What are some natural ways to help prevent anxiety from creeping in and derailing your day?
The number one way to manage anxiety is to allow it to exist. You don’t need to listen to what anxiety is telling you in order to let it be there and to not spend hours ruminating, searching the internet for answers, or seeking reassurance from loved ones. When negative emotions like anxiety or discomfort are not fed through behavior, they will naturally dissipate on their own. Lifestyle changes like meditation can be helpful, as can going on walks in nature or using healthy distraction like socializing or engaging in meaningful activities. Many find they are soothed by taking a bath or by reading a good book, really any activity that is meaningful and engaging will be helpful. Routines can be helpful as well, for example starting your day out with prayer or meditation or ending your day with an evening ritual. Going to therapy to manage the difficulties of daily life will also help your anxiety, as will building strong social support systems. Ultimately, the goal is not to get rid of anxiety, but to let it pass all on its own.
The goal is not to rid yourself of anxiety, rather you want to tolerate it and actually grow more acceptance around its presence.
Taking a few deep breaths and reminding yourself that, “not everything I think is true, not every thought that comes to my mind is automatically meaningful or urgent” is a good way to start. Recognize that anxiety is oftentimes a false alarm and that you don’t have to pay attention to everything that it says.
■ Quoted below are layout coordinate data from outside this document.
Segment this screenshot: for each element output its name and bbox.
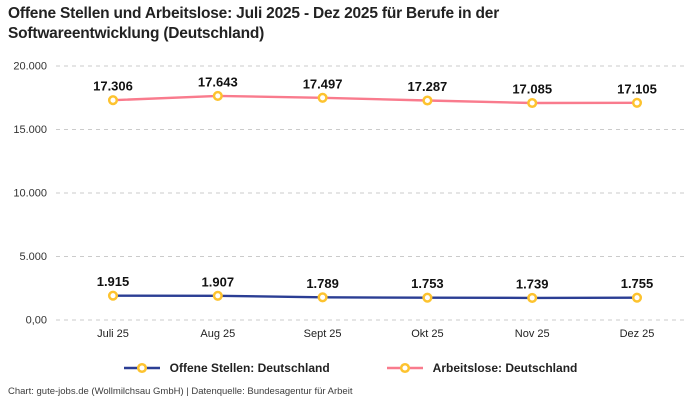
series-line	[111, 294, 639, 300]
data-point-marker[interactable]	[631, 97, 643, 108]
data-point-value-label: 1.789	[306, 276, 339, 291]
data-point-value-label: 17.287	[408, 79, 448, 94]
data-point-marker[interactable]	[422, 95, 433, 106]
data-point-value-label: 17.306	[93, 79, 133, 94]
data-point-marker[interactable]	[212, 90, 223, 101]
data-point-marker[interactable]	[527, 292, 538, 303]
data-point-value-label: 17.105	[617, 81, 657, 96]
data-point-value-label: 1.739	[516, 276, 549, 291]
y-axis-tick-label: 5.000	[19, 251, 47, 263]
legend-label: Offene Stellen: Deutschland	[169, 361, 330, 375]
x-axis-tick-label: Sept 25	[304, 328, 342, 340]
legend-series-marker-icon	[123, 362, 160, 374]
legend-series-marker-icon	[386, 362, 423, 374]
x-axis-tick-label: Okt 25	[411, 328, 443, 340]
data-point-value-label: 17.085	[512, 82, 552, 97]
x-axis-tick-label: Dez 25	[620, 328, 655, 340]
data-point-value-label: 1.915	[97, 274, 130, 289]
series-line	[111, 94, 639, 105]
y-axis-tick-label: 10.000	[13, 188, 47, 200]
legend-marker-ring	[399, 362, 410, 374]
data-point-value-label: 1.755	[621, 276, 654, 291]
chart-legend: Offene Stellen: Deutschland Arbeitslose: …	[0, 361, 700, 375]
data-point-marker[interactable]	[631, 292, 643, 303]
legend-label: Arbeitslose: Deutschland	[432, 361, 578, 375]
x-axis-tick-label: Nov 25	[515, 328, 550, 340]
data-point-marker[interactable]	[212, 290, 223, 301]
data-point-value-label: 17.643	[198, 74, 238, 89]
chart-credit: Chart: gute-jobs.de (Wollmilchsau GmbH) …	[8, 386, 353, 397]
legend-item[interactable]: Offene Stellen: Deutschland	[123, 361, 330, 375]
data-point-marker[interactable]	[107, 95, 119, 106]
data-point-marker[interactable]	[317, 92, 328, 103]
x-axis-tick-label: Aug 25	[200, 328, 235, 340]
line-chart-plot-area: 0,00 5.000 10.000 15.000 20.000 Juli 25 Aug 25…	[13, 61, 688, 340]
data-point-marker[interactable]	[317, 292, 328, 303]
y-axis-tick-label: 0,00	[26, 315, 47, 327]
legend-item[interactable]: Arbeitslose: Deutschland	[386, 361, 578, 375]
data-point-value-label: 1.753	[411, 276, 444, 291]
data-point-marker[interactable]	[107, 290, 119, 301]
chart-title: Offene Stellen und Arbeitslose: Juli 202…	[8, 5, 500, 43]
x-axis-tick-label: Juli 25	[97, 328, 129, 340]
data-point-value-label: 17.497	[303, 76, 343, 91]
y-axis-tick-label: 20.000	[13, 61, 47, 73]
y-axis-tick-label: 15.000	[13, 124, 47, 136]
data-point-marker[interactable]	[527, 97, 538, 109]
data-point-marker[interactable]	[422, 292, 433, 303]
legend-marker-ring	[136, 362, 147, 374]
data-point-value-label: 1.907	[202, 274, 235, 289]
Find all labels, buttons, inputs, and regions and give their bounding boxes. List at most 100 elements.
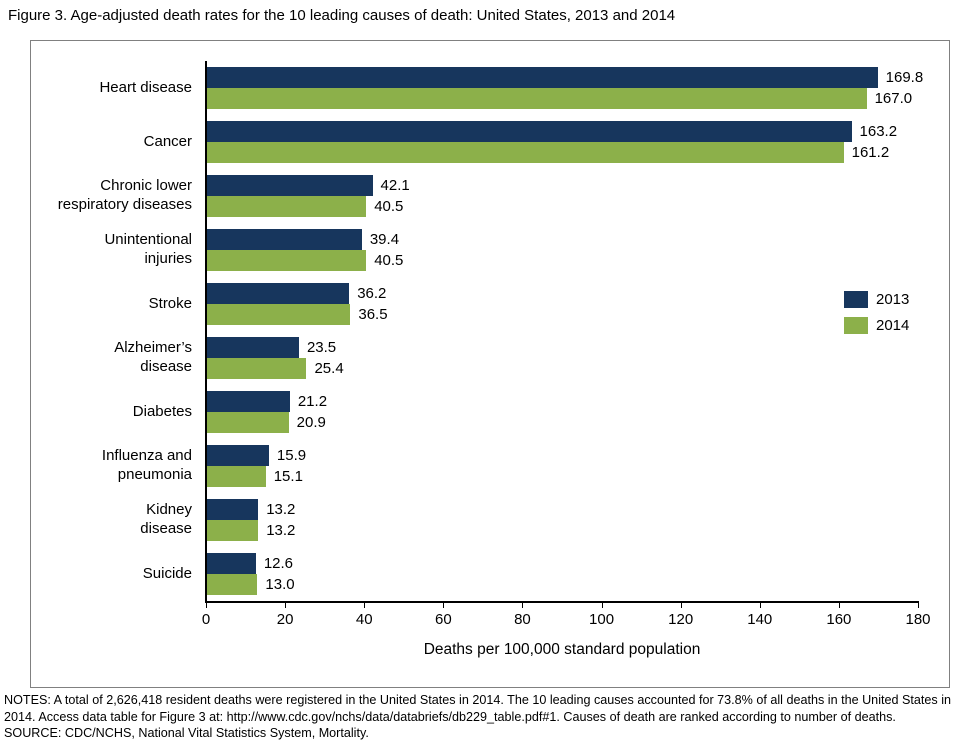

Another strategy is to recognize the story your anxiety is saying and welcome it in, saying something like “oh there’s that story again about me screwing up the presentation!” or, “it’s the one about me not being lovable, I see you anxiety, you can’t fool me!”
What are some common myths and misconceptions around GAD?
One common myth is that you can ‘just stop thinking about it’ or “just get over it.” Anxiety doesn’t work that way, you don’t let anxiety go, you let it be. Only when you allow anxiety to exist does it move through you and you will find relief. Other myths include the myth that GAD is all in your head and that you can choose not to have anxiety or excessive worry. Anxiety disorders are not a choice and they are not caused by anything that you did in your life–often they are the product of biology as well as upbringing, and they are not your fault.
Another myth is that anxiety makes you abnormal or that something is wrong with you if you have anxiety. Anxiety is a normal part of every human experience and is not problematic in and of itself, it’s the brain’s way of trying to keep you safe and alive. It is only when anxiety becomes excessive and gets in the way of your quality of life that it warrants a diagnosis.
What types of professional treatment can be successful for someone suffering from GAD?
The gold standard of treatment for GAD and other anxiety disorders is cognitive behavioral therapy (CBT) with exposure and response prevention (ERP). These approaches work to challenge faulty thinking and provide tools to manage anxiety spirals when they show up. They also work to decrease behaviors that feed into anxiety and make it worse, such as avoidance of feared places or people, or excessive answer seeking or googling. There is absolutely help for those struggling with GAD, oftentimes the hardest part is taking the first step.